Pada misa malam ini, pastur juga mencuci kaki umat sebagai peringatan Yesus yang mencuci kaki para muridnya dalam perjamuan terakhir, pelayanan Yesus di dunia sebelum kematiannya.
Perayaan Kamis Putih dalam Paskah yang jatih pada Kamis, 28 Maret 2024 ini terjadi setahun sekali untuk agama Katolik.
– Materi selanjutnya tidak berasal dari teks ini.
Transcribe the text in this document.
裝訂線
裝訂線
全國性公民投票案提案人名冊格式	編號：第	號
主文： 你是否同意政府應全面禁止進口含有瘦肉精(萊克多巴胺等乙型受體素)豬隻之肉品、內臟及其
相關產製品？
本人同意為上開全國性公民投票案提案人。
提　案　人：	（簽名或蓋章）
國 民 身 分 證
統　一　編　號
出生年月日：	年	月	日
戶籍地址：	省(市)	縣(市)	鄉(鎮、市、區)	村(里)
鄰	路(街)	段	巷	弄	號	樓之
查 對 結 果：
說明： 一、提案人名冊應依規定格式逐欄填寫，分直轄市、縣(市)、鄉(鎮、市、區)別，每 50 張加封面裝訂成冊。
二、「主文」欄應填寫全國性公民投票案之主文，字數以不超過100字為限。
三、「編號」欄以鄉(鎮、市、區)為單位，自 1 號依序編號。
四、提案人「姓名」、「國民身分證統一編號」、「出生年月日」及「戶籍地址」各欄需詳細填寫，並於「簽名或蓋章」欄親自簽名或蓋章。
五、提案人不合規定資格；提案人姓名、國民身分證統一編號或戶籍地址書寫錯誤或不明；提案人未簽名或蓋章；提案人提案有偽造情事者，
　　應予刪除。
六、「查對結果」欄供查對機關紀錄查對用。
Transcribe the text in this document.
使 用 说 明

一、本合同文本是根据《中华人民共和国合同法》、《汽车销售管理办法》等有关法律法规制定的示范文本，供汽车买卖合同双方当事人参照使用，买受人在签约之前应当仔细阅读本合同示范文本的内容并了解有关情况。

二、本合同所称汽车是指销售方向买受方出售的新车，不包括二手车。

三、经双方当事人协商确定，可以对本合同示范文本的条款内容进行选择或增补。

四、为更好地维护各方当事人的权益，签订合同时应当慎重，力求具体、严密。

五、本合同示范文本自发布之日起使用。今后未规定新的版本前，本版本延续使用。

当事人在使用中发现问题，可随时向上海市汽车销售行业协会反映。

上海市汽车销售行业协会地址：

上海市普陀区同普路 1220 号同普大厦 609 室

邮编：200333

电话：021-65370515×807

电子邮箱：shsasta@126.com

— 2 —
Perayaan Kamis Putih memiliki maknanya tersendiri dalam Paskah agama Katolik.
Sebagaimana diketahui bahas Umat Kristiani akan merayakan Paskah pada Minggu, 31 Maret 2024. Paskah menjadi perayaan penting bagi seluruh umat Kristiani dalam rangka memperingati kebangkitan Yesus pada hari ketiga setelah disalibkan untuk menebus dosa seluruh umat manusia.
Sama seperti hari raya keagamaan lainnya, perayaan Paskah juga identik dengan beberapa hal seperti telur paskah.